Prologue
Or, Where Bear Reveals The Truth
I’VE lied to you from the beginning, and for that, I’m sorry.
My name is Bear McKenna, and I’m in a shitload of trouble.
“It didn’t have to come to this,” Otter growls, the barrel of the gun he’s pointing at me like a gaping black tunnel. “You should have just left it alone, Bear!”
I glare at him, this man who I thought loved me, but who, in the end, betrayed me like no other had done before. I take another step back, and my right foot slips off the edge of the rooftop we stand on, the street below at least eight hundred feet down. Blood trickles down from the cut on my face where he’d caught me off guard, right after I’d discovered who he really was. How did I not know? That this man, my man, was not who he seemed?
“How long?” I snarl at him. “How long have you been working for the FBI hunting my kind? Was any of this real? Did you ever care about me at all?”
This causes pain to cloud his hard face, and his eyes grow dark. The gun pointed at my head begins to shake. There’s doubt in him, and my breath catches in my throat. Maybe… just maybe….
“I was recruited right out of high school,” he says as he begins to pace, the gun still pointed at me. “I was told that there were things in this world, things that defied belief, and that they were dangerous, and we had to stop them. They said I had an extraordinary aptitude for everything I did, and I was a perfect candidate for a new division of the FBI. I was trained to find these things… and to stop them.”
“What things?” I snap at him, needing him to say it, needing to be sure.
He stops, and I hear him take a ragged breath before he whispers:
“Were-Bears.”
Shit. So he does know.
I didn’t get my nickname as I’d told you before. I got it because of what I was, what I could become. I discovered at a very early age that I was a shifter, a being capable of turning from human form into that of an animal.
You’ve probably heard all the shifter lore before, but I’m here to tell you it’s all bullshit. There’s no such thing as Werewolves, or Were-Panthers, or Were-Giraffes. Only Were-Bears actually exist, and we are slowly dying out, our kind hunted almost to the point of extinction. The Council of the Bears had called an emergency session to try and curb the tide against us, but I was unable to get there in time, seeing as how my supposed boyfriend had suddenly become the hunter and trapped me here on this rooftop.
Thunder explodes overhead. Lightning flashes.
“I trusted you!” I shout at him as rain begins to fall from the darkened sky. “You are my—” But I stop myself before I make the biggest mistake of all. He can’t know what he is to me, not if he’s to stay safe.
But this is Otter, and I should know better. “I am your what?” he asks me, taking another step closer.
It seems despite my resolve, I can deny him nothing. “You are my mate,” I say miserably. “A Were-Bear is destined to be with only one person, one person who understands him completely, whose biological makeup completes the bear. It’s next to impossible to actually find one’s mate, but I found you. Somehow the Bear God saw fit to give me you. It was always you.”
“I knew it,” he breathes. “I knew there was something….”
I shake my head, trying to clear out the hope starting to crowd in my mind. “It doesn’t matter,” I whisper. “You’re a part of the FBI’s secret side agency: People for the Execution of Terrestrial Abnormalities. I knew it the moment I saw your PETA badge!”

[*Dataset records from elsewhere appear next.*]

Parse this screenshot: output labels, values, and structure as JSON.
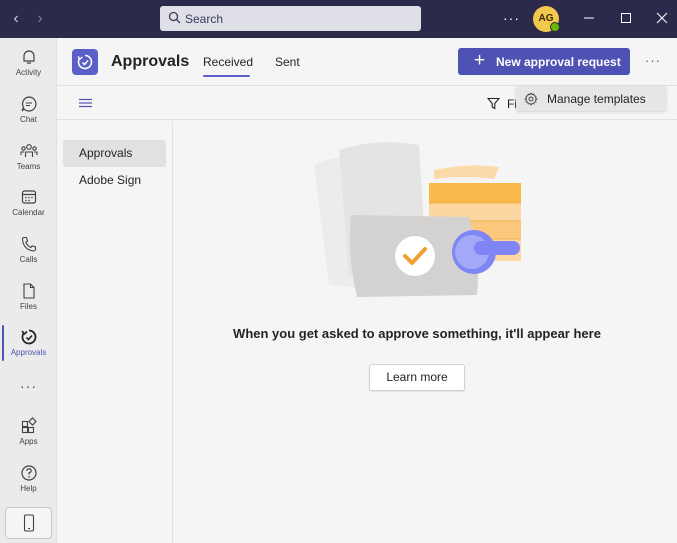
{
  "titlebar": {
    "search_placeholder": "Search",
    "avatar_initials": "AG",
    "presence_color": "#6bb700",
    "accent": "#2b2a4b"
  },
  "rail": {
    "items": [
      {
        "label": "Activity",
        "icon": "bell-icon"
      },
      {
        "label": "Chat",
        "icon": "chat-icon"
      },
      {
        "label": "Teams",
        "icon": "teams-icon"
      },
      {
        "label": "Calendar",
        "icon": "calendar-icon"
      },
      {
        "label": "Calls",
        "icon": "phone-icon"
      },
      {
        "label": "Files",
        "icon": "file-icon"
      },
      {
        "label": "Approvals",
        "icon": "approvals-icon",
        "active": true
      },
      {
        "label": "Apps",
        "icon": "apps-icon"
      },
      {
        "label": "Help",
        "icon": "help-icon"
      }
    ]
  },
  "header": {
    "title": "Approvals",
    "tabs": [
      {
        "label": "Received",
        "active": true
      },
      {
        "label": "Sent"
      }
    ],
    "new_button_label": "New approval request",
    "brand_color": "#4f52b2"
  },
  "toolbar": {
    "filter_label": "Fi",
    "menu_item_label": "Manage templates"
  },
  "nav": {
    "items": [
      {
        "label": "Approvals",
        "selected": true
      },
      {
        "label": "Adobe Sign"
      }
    ]
  },
  "main": {
    "empty_message": "When you get asked to approve something, it'll appear here",
    "learn_more_label": "Learn more"
  }
}
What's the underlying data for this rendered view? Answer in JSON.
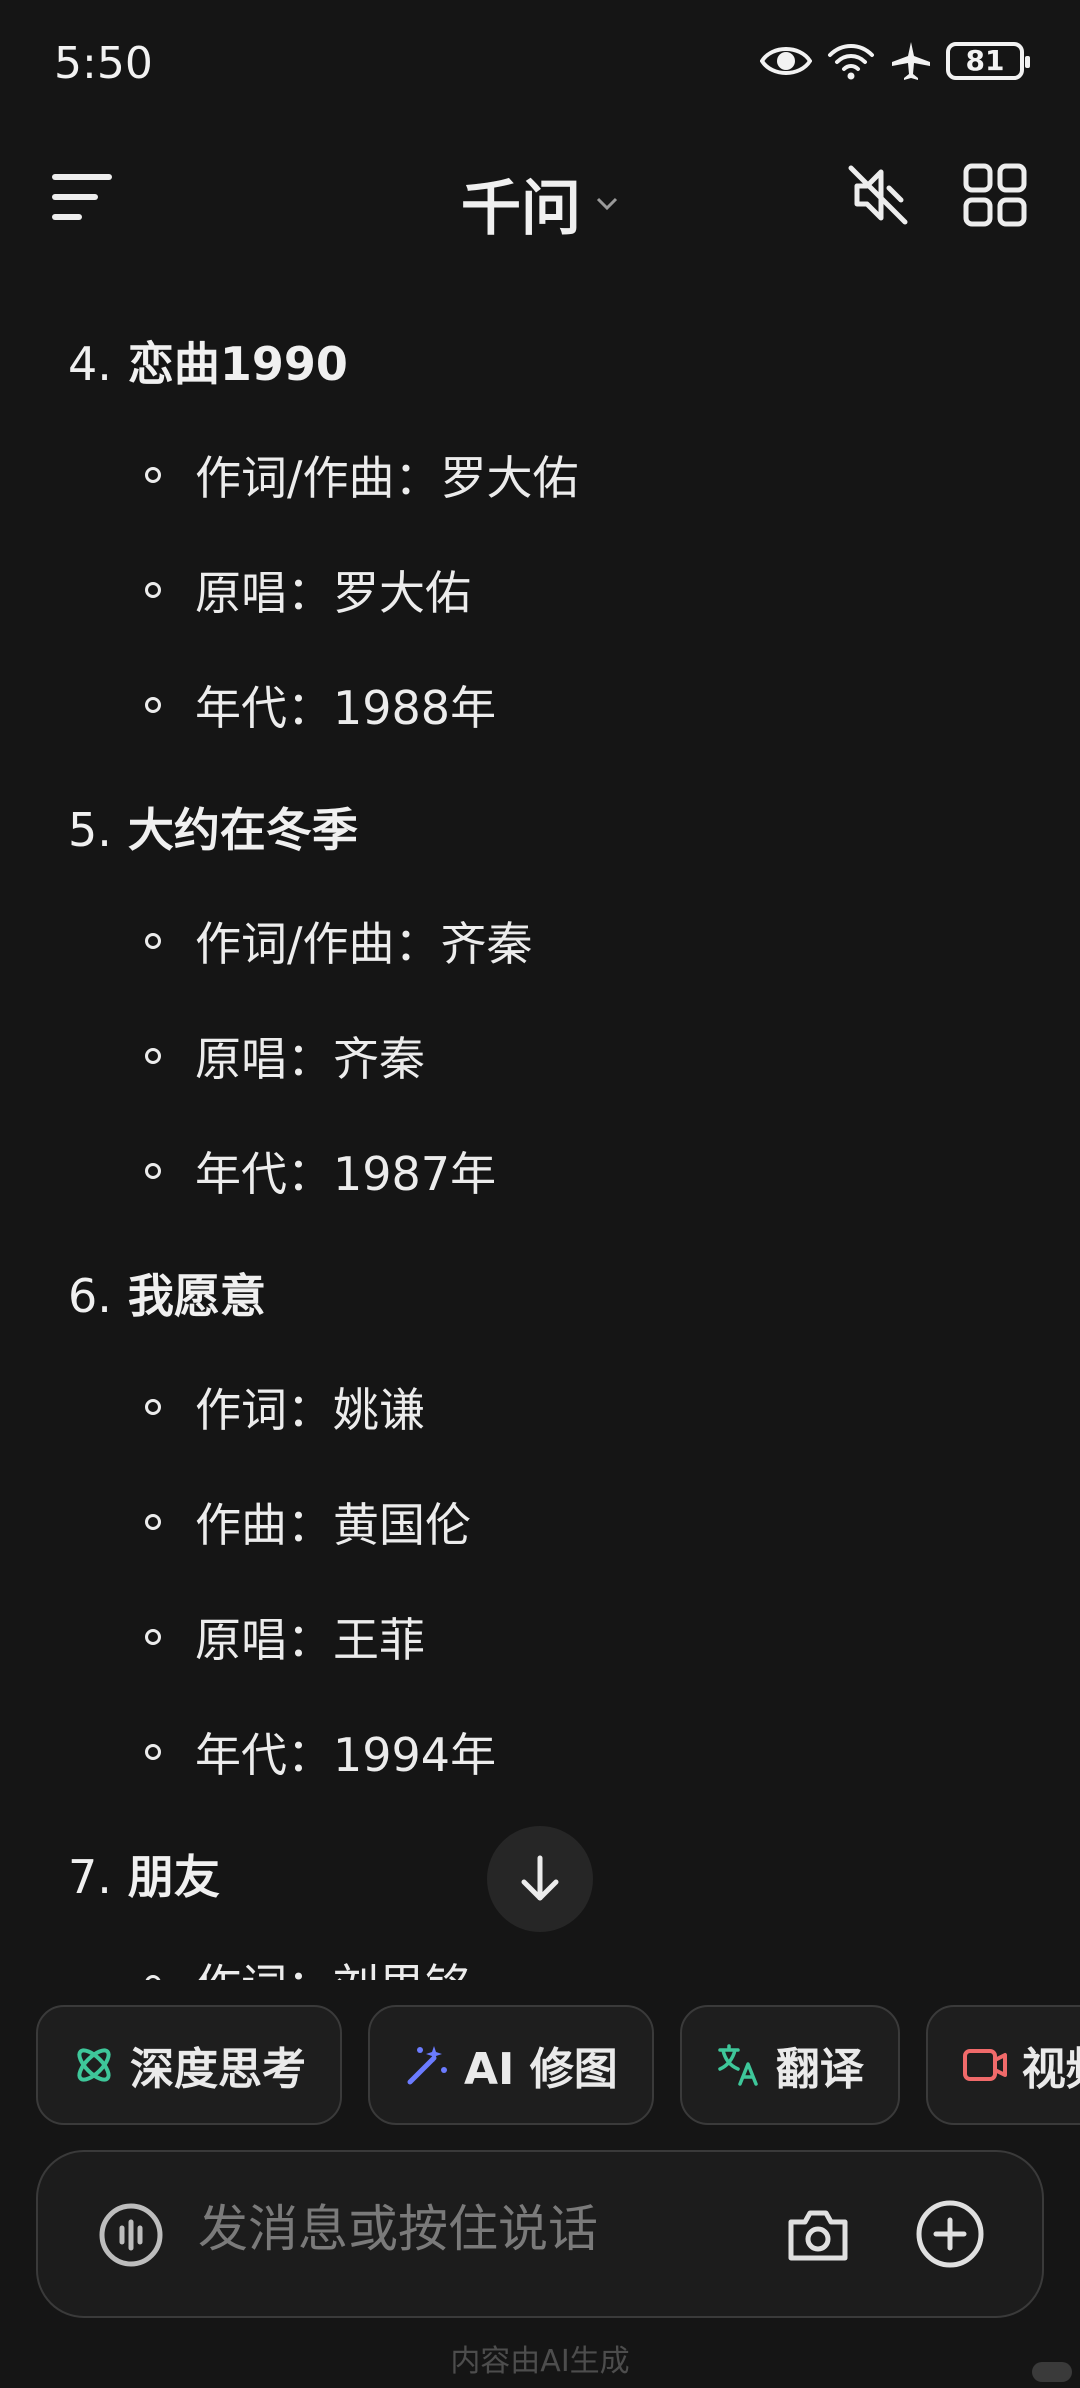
{
  "status_bar": {
    "time": "5:50",
    "battery": "81"
  },
  "header": {
    "title": "千问"
  },
  "songs": [
    {
      "num": "4.",
      "title": "恋曲1990",
      "details": [
        "作词/作曲：罗大佑",
        "原唱：罗大佑",
        "年代：1988年"
      ]
    },
    {
      "num": "5.",
      "title": "大约在冬季",
      "details": [
        "作词/作曲：齐秦",
        "原唱：齐秦",
        "年代：1987年"
      ]
    },
    {
      "num": "6.",
      "title": "我愿意",
      "details": [
        "作词：姚谦",
        "作曲：黄国伦",
        "原唱：王菲",
        "年代：1994年"
      ]
    },
    {
      "num": "7.",
      "title": "朋友",
      "details": [
        "作词：刘思铭"
      ]
    }
  ],
  "chips": [
    {
      "label": "深度思考",
      "icon": "atom-icon",
      "color": "#3ec79a"
    },
    {
      "label": "AI 修图",
      "icon": "magic-wand-icon",
      "color": "#6b7bff"
    },
    {
      "label": "翻译",
      "icon": "translate-icon",
      "color": "#3ec79a"
    },
    {
      "label": "视频",
      "icon": "video-icon",
      "color": "#f06a6a"
    }
  ],
  "input": {
    "placeholder": "发消息或按住说话"
  },
  "footer": {
    "note": "内容由AI生成"
  }
}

“Bear, you don’t understand!” Otter says as he lowers his gun and rushes to me. My Were-Bear instincts threaten to take over, wanting to maul him and shred the skin from his bones, and then hibernate for three to six months in a cave on a nest of grass and leaves while my stored body fat keeps me alive through the winter. But I look up into the gold-green, the eyes of my mate, and the rain falls down around us, and I can’t maul him any more than I can turn him away. “You don’t understand!” he says again.